I feel this patch (attachment #324266 [details]) is a bad idea. Ideally, we should not have run-away multiprocessing.Process processes. And I do not feel it is worth the code complexity to defend against this bug. If we can find a less complex solution that would be great. By default, Python will terminate the process when it receives a SIGTERM. Therefore, the only way we can get into trouble is whenever we register a SIGTERM handler. At the time, only code in Tools/Scripts/webkitpy/common/interupt_debugging.py does this.

Any solution, like the one proposed, that subverts the multiprocessing module by calling os.kill() is suspicious and seems like a bad idea.
Comment 30 Jonathan Bedard 2017-10-19 16:42:56 PDT
(In reply to Daniel Bates from comment #29)
> Comment on attachment 324266 [details]
> Patch
> 
> I feel this patch (attachment #324266 [details]) is a bad idea. Ideally, we
> should not have run-away multiprocessing.Process processes. And I do not
> feel it is worth the code complexity to defend against this bug. If we can
> find a less complex solution that would be great. By default, Python will
> terminate the process when it receives a SIGTERM. Therefore, the only way we
> can get into trouble is whenever we register a SIGTERM handler. At the time,
> only code in Tools/Scripts/webkitpy/common/interupt_debugging.py does this.
> 
> Any solution, like the one proposed, that subverts the multiprocessing
> module by calling os.kill() is suspicious and seems like a bad idea.
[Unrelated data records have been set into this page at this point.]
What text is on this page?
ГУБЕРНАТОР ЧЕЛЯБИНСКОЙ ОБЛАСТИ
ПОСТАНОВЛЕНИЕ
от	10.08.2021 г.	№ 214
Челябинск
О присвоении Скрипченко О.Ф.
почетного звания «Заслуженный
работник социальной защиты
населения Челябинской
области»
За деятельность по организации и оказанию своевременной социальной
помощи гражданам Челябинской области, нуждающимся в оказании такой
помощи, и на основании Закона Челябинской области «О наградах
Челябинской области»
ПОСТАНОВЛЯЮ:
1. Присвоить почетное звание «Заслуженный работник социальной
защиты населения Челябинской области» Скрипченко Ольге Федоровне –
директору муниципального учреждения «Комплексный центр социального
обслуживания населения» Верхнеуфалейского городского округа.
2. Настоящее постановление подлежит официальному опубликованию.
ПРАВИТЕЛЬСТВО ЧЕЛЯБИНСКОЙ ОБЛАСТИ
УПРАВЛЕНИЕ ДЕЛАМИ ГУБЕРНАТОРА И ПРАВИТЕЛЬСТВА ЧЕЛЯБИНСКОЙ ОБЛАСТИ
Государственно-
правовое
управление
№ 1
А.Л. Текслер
Please note that attachment #324266 [details] is not the patch I'm proposing, I was sending that through EWS to confirm what EWS does to a patch when an exception is thrown.  Attachment #324064 [details] is the relevant one.

Removing the SIGTERM handler would prevent the workers from being stuck.  However, I added this code so that we can actually debug webkitpy when it's stuck.  Without these signal handlers, a problem like this one is difficult to solve.

I spoke with Aakash today about this problem.  It sounds like what has happened is that for awhile, we've had a problem where our Mac EWS bots get into a state where they run out of file handles.  When I attached a SIGTERM handler which saves to a file, machines in this state will now hang.  Currently, we restart our EWS patches every 10 patches to get machines out of this state.

After talking with Aakash, we will spend some time determining why we're leaking file handles before making any changes.
Comment 31 Aakash Jain 2017-10-20 16:14:24 PDT
Marked patch 324266 as obsolete to get it out of EWS queues.